16Questo è il tipo nazionale che, possiamo dire, si ripete in tutti i membri di una nazione. Lo si potrebbe paragonare a un grande sigillo la cui impronta è sempre parziale sulle diverse cere più o meno grandi alle quali viene applicato, e che, senza il confronto tra tutte queste impronte, non potrebbe neanche venire ricostruito per intero.
III
17A dire il vero, quella che ho definito in precedenza, è meno la società così come la si intende comunemente, che la socialità. Una società è sempre, a gradi diversi, un’associazione, e un’associazione sta alla socialità, all’imitatività, per così dire, come l’organizzazione sta alla vitalità oppure come la costituzione molecolare sta all’elasticità dell’etere. Dobbiamo quindi aggiungere nuove analogie a quelle che mi sono già sembrate presentare in così gran numero le tre grandi forme della Ripetizione Universale. Ma forse, per comprendere pienamente la socialità relativa, la sola che venga manifestata a gradi diversi dai fatti sociali, converrebbe immaginare la socialità assoluta e perfetta. Essa consisterebbe in una vita urbana così intensa che la trasmissione a tutti i cervelli della città di una buona idea apparsa da qualche parte in seno a uno di essi avverrebbe istantaneamente. Questa ipotesi è analoga a quella dei fisici, secondo i quali, se l’elasticità dell’etere fosse perfetta, gli impulsi luminosi o di altro tipo si trasmetterebbero senza alcun intervallo di tempo. Da parte loro, i biologi non potrebbero anch’essi immaginare utilmente un’irritabilità assoluta, incarnata in una specie di protoplasma ideale, che servirebbe loro per valutare la vitalità maggiore o minore dei protoplasmi reali?
18Pertanto, se vogliamo che l’analogia sia mantenuta nei tre mondi, bisogna che la vita sia semplicemente l’organizzazione dell’irritabilità del protoplasma, e che la materia sia semplicemente l’organizzazione dell’elasticità dell’etere, così come la società non è altro che l’organizzazione dell’imitatività. Ora, è a malapena utile far notare che la concezione di Thomson, adottata da Wurtz, sull’origine degli atomi e delle molecole, ossia l’ipotesi quantomeno così seducente e così verosimile degli atomi-vortice, risponde perfettamente a una delle esigenze del nostro modo di vedere, come anche la teoria protoplasmica della vita, oggi accettata da tutti. Una massa di bambini allevati in comune, che abbiano ricevuto la stessa educazione all’interno dello stesso ambiente, e non ancora differenziati in classi e in professioni: questa è la materia prima della società.
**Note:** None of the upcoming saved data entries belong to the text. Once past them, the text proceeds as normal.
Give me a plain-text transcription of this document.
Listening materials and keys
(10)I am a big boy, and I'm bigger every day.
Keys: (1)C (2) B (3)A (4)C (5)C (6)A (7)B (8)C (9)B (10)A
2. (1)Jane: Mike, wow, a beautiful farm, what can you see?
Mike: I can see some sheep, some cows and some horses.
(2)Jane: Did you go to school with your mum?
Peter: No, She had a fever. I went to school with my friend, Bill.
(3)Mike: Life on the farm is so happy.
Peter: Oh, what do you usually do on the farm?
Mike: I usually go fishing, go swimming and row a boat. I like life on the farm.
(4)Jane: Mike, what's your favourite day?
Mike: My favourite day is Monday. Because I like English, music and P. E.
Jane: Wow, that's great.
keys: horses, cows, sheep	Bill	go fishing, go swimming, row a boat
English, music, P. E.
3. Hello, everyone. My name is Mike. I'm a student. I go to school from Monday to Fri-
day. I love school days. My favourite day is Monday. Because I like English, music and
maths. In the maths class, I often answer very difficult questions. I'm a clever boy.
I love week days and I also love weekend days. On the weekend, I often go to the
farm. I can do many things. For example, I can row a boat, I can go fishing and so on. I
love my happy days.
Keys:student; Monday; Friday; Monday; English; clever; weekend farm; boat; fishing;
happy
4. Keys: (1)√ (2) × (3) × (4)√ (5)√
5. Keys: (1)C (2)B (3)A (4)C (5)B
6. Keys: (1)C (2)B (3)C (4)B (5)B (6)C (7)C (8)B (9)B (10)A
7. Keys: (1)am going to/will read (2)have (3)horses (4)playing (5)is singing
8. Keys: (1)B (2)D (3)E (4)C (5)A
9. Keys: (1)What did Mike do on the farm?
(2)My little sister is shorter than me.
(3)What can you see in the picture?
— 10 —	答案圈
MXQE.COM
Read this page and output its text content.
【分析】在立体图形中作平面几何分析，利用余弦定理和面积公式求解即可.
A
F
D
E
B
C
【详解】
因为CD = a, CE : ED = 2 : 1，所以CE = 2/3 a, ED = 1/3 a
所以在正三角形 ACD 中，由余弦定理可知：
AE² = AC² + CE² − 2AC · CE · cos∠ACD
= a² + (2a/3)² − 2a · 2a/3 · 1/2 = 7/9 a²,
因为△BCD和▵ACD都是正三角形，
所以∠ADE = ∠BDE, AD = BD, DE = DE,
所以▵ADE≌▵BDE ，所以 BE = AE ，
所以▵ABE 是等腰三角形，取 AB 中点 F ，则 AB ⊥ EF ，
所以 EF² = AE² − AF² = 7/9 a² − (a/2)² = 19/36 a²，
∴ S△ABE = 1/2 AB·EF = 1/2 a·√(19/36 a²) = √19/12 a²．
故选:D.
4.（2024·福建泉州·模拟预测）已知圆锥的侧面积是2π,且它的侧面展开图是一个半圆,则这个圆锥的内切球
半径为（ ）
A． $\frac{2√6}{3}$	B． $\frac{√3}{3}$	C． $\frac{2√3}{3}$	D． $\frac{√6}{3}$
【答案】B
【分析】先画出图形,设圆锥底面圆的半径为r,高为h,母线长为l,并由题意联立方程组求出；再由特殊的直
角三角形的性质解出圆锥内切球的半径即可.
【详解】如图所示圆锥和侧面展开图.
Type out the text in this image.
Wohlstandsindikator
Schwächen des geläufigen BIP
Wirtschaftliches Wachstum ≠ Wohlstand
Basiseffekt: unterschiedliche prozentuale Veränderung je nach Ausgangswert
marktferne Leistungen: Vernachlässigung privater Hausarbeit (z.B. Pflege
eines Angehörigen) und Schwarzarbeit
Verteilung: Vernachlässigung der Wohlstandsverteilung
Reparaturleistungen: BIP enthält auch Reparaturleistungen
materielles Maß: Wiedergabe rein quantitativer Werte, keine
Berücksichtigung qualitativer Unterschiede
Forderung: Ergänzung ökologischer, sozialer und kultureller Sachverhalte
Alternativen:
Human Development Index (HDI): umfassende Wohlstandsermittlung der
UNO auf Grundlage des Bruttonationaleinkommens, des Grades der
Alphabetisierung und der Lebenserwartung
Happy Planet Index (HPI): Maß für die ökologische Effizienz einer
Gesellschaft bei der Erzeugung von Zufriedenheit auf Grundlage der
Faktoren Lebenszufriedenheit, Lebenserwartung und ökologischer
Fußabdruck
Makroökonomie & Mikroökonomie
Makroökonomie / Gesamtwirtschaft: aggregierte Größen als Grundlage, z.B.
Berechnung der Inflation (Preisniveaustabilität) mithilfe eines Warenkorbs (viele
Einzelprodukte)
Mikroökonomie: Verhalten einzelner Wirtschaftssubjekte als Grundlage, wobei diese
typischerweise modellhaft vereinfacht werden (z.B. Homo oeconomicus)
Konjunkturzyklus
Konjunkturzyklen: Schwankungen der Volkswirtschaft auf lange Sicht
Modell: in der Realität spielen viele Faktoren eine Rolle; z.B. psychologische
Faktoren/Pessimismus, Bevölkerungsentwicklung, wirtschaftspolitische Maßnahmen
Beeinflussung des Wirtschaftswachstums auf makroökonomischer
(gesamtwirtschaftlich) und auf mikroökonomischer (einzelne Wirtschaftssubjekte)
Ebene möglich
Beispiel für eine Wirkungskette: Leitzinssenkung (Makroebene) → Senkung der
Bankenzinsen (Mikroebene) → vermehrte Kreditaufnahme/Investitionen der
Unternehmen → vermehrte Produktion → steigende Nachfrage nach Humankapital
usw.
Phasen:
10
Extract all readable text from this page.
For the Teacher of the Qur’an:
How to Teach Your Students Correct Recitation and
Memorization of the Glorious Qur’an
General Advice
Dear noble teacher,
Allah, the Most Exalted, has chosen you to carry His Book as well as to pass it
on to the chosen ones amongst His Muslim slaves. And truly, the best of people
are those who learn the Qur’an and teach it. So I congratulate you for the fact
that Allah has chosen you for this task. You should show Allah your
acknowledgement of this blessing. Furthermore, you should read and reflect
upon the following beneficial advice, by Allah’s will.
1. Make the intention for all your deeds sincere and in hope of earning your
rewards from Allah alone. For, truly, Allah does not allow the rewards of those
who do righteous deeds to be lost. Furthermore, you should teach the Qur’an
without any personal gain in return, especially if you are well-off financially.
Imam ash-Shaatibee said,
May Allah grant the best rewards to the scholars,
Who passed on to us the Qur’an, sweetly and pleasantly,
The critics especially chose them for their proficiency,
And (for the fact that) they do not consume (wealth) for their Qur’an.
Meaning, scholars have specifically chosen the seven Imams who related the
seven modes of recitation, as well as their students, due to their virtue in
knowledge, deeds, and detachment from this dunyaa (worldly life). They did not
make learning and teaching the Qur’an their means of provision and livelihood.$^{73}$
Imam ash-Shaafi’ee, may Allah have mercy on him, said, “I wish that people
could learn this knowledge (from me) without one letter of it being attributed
Essa li plasma, e ne forma, attraverso una differenziazione funzionale, inevitabile e forzata, una nazione. Una certa massa di protoplasma, cioè di molecole organizzabili ma non ancora organizzate, tutte uguali, tutte simili le une alle altre in virtù di questo modo oscuro di riproduzione da cui provengono; ecco la materia prima della vita. Essa fa di queste molecole delle cellule, dei tessuti, degli individui, delle specie. Infine una massa di etere omogenea, composta da elementi scossi da vibrazioni tutte simili, che si scambiano rapidamente: ecco, se credo ai nostri chimici speculativi, la materia prima della materia. In questo modo si sono formati tutti i corpuscoli di tutti i corpi, per quanto eterogenei possano essere. Poiché un corpo non è altro che un accordo di vibrazioni differenziate e gerarchizzate, riprodotte separatamente in serie distinte e intrecciate, così come un organismo non è altro che un accordo di infra-generazioni elementari, differenti e armoniose, di linee diverse e intrecciate di elementi istologici, e una nazione non è altro che un accordo di tradizioni, costumi, educazioni, tendenze, idee che si propagano imitativamente per vie differenti, ma si subordinano gerarchicamente, e si aiutano a vicenda in modo fraterno.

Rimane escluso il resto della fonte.